We set up our training area in a grassy spot by the path along the river. Mason's mom took a seat on a nearby bench and started to knit a green and yellow baby hat.
“Okay, Mason. I'll give Cheerio the command and you stand over there with a treat in your hand. Every time he follows the command, you give him a piece of soylami from the baggy.”
“Can I have some, too, if I do something good?”
“Sure, Mase. Knock yourself out.”
He opened the baggy and took a sniff.
“That's okay,” he said under his breath. “I'll wait for dinner.”
I took Cheerio off his leash. “Okay, Cheerio. Time to focus. You can do this, I know you can. Now, sit up on your hind legs.”

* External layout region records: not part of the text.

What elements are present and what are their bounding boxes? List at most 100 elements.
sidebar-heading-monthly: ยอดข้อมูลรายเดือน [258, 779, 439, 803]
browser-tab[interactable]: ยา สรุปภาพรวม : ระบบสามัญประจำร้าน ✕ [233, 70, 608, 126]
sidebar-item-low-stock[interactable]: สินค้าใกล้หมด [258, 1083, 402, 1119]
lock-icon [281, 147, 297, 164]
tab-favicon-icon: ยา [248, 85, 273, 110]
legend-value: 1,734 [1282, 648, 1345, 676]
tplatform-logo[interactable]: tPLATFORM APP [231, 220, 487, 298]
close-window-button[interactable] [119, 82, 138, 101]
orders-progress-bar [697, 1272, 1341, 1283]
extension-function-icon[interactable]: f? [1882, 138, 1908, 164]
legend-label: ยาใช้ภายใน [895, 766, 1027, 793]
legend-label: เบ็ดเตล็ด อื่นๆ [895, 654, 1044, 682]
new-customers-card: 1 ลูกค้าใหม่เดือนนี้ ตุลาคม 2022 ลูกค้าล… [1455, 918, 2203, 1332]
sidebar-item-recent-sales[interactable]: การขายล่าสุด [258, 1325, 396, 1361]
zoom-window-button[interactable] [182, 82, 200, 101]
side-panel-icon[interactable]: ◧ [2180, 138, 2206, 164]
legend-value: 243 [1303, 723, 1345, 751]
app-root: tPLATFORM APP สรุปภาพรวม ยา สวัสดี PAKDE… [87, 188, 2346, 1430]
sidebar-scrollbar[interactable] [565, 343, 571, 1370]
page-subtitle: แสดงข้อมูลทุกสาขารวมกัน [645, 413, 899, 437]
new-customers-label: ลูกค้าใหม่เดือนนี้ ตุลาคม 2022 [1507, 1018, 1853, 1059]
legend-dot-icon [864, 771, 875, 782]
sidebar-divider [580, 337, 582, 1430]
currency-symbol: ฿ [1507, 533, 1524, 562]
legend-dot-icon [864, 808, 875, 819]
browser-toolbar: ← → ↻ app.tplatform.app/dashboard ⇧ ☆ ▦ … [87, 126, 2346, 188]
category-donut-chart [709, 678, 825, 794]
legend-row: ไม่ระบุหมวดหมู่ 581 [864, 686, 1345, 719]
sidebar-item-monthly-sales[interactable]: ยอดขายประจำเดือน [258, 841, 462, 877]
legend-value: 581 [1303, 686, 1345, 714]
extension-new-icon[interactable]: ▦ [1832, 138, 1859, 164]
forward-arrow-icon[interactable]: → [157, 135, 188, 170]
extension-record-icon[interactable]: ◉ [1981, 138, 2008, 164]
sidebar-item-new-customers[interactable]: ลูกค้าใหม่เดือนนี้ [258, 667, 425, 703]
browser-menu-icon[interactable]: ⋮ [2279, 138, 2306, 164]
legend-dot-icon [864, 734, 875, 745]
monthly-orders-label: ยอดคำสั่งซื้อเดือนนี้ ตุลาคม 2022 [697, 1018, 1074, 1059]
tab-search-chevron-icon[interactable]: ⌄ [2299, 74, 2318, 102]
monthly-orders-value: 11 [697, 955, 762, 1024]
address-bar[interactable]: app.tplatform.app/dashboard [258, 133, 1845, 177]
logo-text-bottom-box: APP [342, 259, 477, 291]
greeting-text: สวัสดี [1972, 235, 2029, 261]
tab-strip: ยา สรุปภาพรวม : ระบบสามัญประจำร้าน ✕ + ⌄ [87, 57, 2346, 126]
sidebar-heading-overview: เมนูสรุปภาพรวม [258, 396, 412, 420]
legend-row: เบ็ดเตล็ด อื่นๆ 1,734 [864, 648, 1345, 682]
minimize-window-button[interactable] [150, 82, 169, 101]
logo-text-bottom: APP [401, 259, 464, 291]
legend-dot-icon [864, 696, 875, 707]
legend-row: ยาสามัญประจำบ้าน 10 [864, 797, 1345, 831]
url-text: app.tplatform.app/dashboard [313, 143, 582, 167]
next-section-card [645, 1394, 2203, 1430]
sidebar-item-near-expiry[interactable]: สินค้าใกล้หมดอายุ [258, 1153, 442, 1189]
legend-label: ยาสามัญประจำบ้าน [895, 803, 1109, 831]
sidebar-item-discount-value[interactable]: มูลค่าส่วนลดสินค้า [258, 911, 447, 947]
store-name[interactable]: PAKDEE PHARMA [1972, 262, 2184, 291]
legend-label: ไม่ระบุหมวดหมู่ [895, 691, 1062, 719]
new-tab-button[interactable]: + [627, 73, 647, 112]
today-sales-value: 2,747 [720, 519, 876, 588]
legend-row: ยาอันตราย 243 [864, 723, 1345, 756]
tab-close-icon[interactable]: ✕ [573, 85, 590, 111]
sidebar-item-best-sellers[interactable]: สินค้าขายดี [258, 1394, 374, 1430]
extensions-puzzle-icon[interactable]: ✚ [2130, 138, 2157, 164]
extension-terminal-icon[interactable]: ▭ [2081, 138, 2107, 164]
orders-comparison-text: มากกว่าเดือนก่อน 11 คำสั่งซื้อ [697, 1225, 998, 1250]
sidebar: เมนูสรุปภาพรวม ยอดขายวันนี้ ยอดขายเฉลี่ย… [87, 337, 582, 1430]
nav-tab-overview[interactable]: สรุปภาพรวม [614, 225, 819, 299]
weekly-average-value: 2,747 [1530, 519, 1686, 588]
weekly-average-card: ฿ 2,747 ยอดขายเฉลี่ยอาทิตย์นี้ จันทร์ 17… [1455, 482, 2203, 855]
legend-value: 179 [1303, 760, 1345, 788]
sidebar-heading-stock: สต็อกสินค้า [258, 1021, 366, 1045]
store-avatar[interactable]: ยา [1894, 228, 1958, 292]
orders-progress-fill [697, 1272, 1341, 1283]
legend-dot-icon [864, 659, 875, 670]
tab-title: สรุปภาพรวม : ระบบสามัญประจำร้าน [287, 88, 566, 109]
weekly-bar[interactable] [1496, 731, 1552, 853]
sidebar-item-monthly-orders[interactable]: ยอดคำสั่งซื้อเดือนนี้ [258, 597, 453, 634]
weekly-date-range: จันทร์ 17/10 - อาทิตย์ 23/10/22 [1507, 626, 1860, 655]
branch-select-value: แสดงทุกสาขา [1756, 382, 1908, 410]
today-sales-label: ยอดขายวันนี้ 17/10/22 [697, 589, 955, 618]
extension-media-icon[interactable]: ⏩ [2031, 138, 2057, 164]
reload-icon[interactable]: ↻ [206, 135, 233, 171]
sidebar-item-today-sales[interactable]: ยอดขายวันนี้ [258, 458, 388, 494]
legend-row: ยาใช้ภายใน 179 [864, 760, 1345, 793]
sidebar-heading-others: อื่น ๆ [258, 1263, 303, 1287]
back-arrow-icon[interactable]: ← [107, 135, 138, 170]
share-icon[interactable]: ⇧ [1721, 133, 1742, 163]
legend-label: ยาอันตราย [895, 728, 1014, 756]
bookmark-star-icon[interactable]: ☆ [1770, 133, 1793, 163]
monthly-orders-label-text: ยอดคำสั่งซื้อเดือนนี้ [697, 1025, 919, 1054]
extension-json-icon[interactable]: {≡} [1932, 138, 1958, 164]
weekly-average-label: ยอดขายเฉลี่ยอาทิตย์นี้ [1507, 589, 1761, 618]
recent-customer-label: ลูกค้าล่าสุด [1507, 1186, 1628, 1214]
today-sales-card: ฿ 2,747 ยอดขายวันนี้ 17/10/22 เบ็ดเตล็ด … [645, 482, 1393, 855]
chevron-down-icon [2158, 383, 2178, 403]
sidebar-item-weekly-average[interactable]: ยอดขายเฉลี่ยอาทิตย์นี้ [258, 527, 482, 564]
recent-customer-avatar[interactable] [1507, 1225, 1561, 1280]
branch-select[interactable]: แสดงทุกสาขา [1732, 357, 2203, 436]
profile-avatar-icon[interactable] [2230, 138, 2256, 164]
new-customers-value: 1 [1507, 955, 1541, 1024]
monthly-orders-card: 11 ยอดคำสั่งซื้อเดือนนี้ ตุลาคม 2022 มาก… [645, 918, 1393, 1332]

I raised my hand in the air, so he could follow it with his eyes.
“Up, boy. Come on. Up.”
I swear to you, he was just about to do it. I could see it in his eyes. They had a real sitting-up kind of look. But before he could actually do it, a bicycle came whizzing along the path next to us. McKelty was holding the seat, thumping along next to it, while his Chihuahua was using all four paws to hold on to the seat for dear life. The look on that little dog's face said, “Please, someone! Anyone! Get me off this thing, and quick!”
All of a sudden, Fang let out a squeal, and I really think I heard him say, “Ayyyyyy, caramba!”
Cheerio heard it, too, because in a flash, he was off and running, chasing McKelty's bike and nipping at the rubber back wheel.
“Hey, get your wiener dog out of here,” McKelty hollered. “Get control of him.”
Easier said than done. Cheerio kept nipping at the wheel, then at McKelty's pant leg. McKelty, who is not exactly coordinated to begin with, tripped over his own big feet, and went sprawling onto the path. The bike went down on top of him, and Fang went flying. Luckily, he made a soft landing on McKelty's face. He was safe except for the bad breath that was gushing out of McKelty's mouth. I bet that blast of toxic breath made the poor little guy wish he was back on the bicycle, even though he had been scared out of his wits.
“Everyone okay here?” a voice said.
It was Officer Quinn, doing his rounds along the park path. He bent over and lifted Fang off McKelty's face, then helped McKelty up.
“No, I am definitely not okay,” McKelty whined. “This little wiener dog attacked my bicycle wheel. Isn't there a law against that?”
“Hank, you know better than this,” Officer Quinn said to me. “Your dog is supposed to be on a leash.”
“What about his?” I said. “His was riding a bicycle.”
“No kidding,” Officer Quinn said. “That's a pretty good trick.”
“My dog is a real champion,” McKelty bragged. “His father was the official Chihuahua to the emperor of Mexico.”
There it was again, in full action—the McKelty Factor.